三つの物語は、静かに世界を見つめ続けていた、脳の外、人間の外、情報の外の眼差しがとらえている光景を、はっきりと読み手に意識させる。だから、未知で不思議な物語であっても、同時に、その光景はいつも懐かしい。ただ奇妙なのではない、そうした普遍性を、これらの物語は携えている。だから、多くの人たちにとって、著者の物語は特別な奇跡になりうるのだと感じている。

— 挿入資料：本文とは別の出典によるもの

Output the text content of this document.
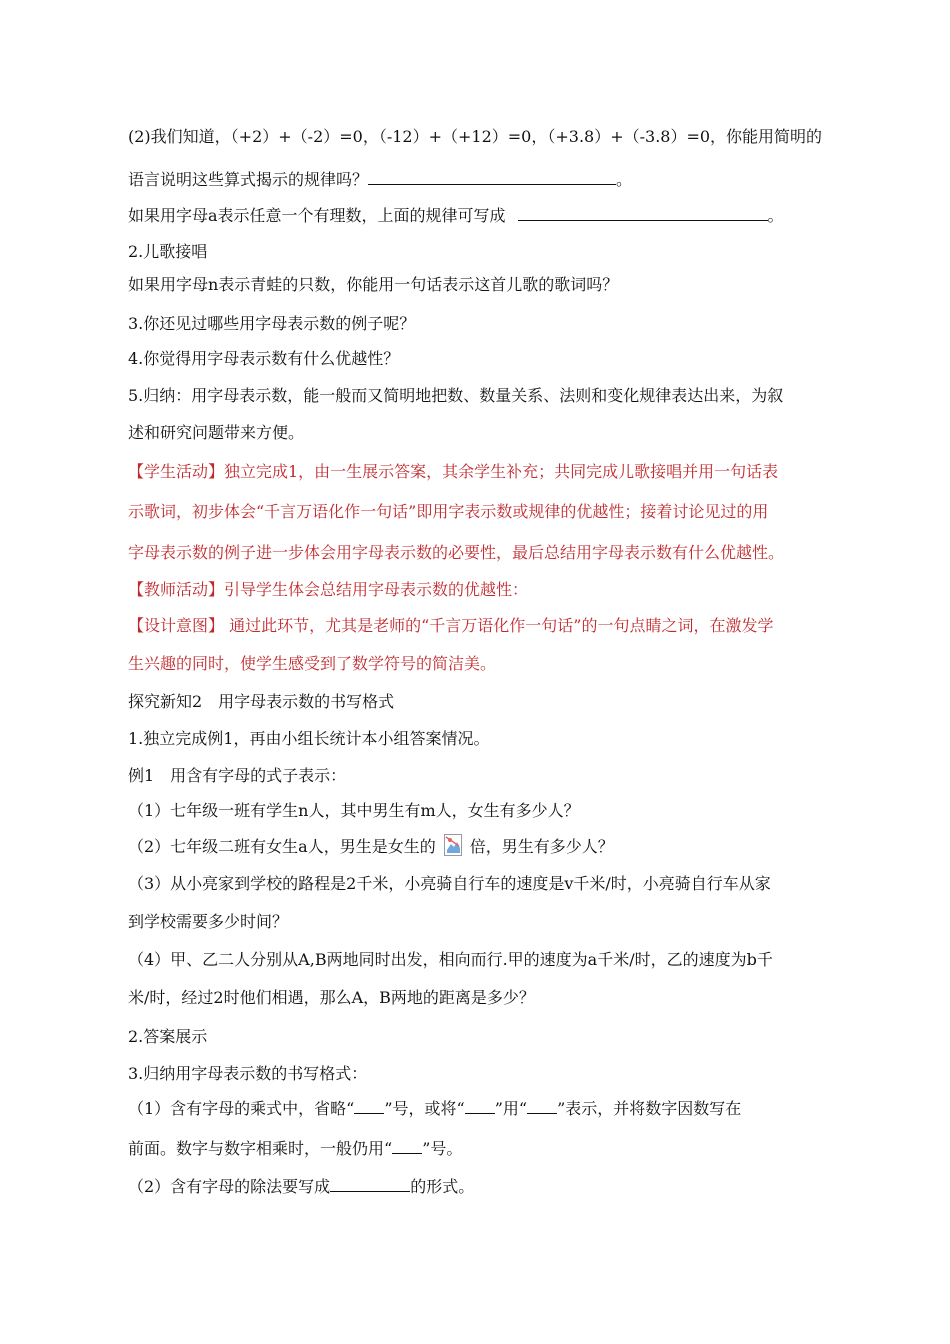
(2)我们知道，（+2）+（-2）=0，（-12）+（+12）=0，（+3.8）+（-3.8）=0，你能用简明的
语言说明这些算式揭示的规律吗？	。
如果用字母a表示任意一个有理数，上面的规律可写成	。
2.儿歌接唱
如果用字母n表示青蛙的只数，你能用一句话表示这首儿歌的歌词吗？
3.你还见过哪些用字母表示数的例子呢？
4.你觉得用字母表示数有什么优越性？
5.归纳：用字母表示数，能一般而又简明地把数、数量关系、法则和变化规律表达出来，为叙
述和研究问题带来方便。
【学生活动】独立完成1，由一生展示答案，其余学生补充；共同完成儿歌接唱并用一句话表
示歌词，初步体会“千言万语化作一句话”即用字表示数或规律的优越性；接着讨论见过的用
字母表示数的例子进一步体会用字母表示数的必要性，最后总结用字母表示数有什么优越性。
【教师活动】引导学生体会总结用字母表示数的优越性：
【设计意图】 通过此环节，尤其是老师的“千言万语化作一句话”的一句点睛之词，在激发学
生兴趣的同时，使学生感受到了数学符号的简洁美。
探究新知2　用字母表示数的书写格式
1.独立完成例1，再由小组长统计本小组答案情况。
例1　用含有字母的式子表示：
（1）七年级一班有学生n人，其中男生有m人，女生有多少人？
（2）七年级二班有女生a人，男生是女生的 倍，男生有多少人？
（3）从小亮家到学校的路程是2千米，小亮骑自行车的速度是v千米/时，小亮骑自行车从家
到学校需要多少时间？
（4）甲、乙二人分别从A,B两地同时出发，相向而行.甲的速度为a千米/时，乙的速度为b千
米/时，经过2时他们相遇，那么A，B两地的距离是多少？
2.答案展示
3.归纳用字母表示数的书写格式：
（1）含有字母的乘式中，省略“ ”号，或将“ ”用“ ”表示，并将数字因数写在
前面。数字与数字相乘时，一般仍用“ ”号。
（2）含有字母的除法要写成	的形式。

 物語を紡いでいる「言葉」の力にも触れておきたい。作品の中の言葉たちは、たとえそれが自分が普段使い慣れているような言葉だったとしても、物語の中に、いつもとまったく違う表情と気配で、ぽん、と置いてある。作品の中の言葉を目から吸い込んで、それらが身体の中に落ちてくるとき、何度もはっとする。世界や眼差しだけではなく言葉にも角度があること、違う角度から見る言葉がときには艶かしく、また別のときには異様に、本の中に佇んでいることに、ぞっとしながら恍惚とする。読書が与えてくれる奇跡が生き物になって閉じ込められているような、魔力を持ったこの本が、文庫本という形でまた新しく世界に存在する。その新しい奇跡に改めて感謝する。世界が、『木になった亜沙』という物語が存在する世界になったことに、今日も心から幸福を感じている。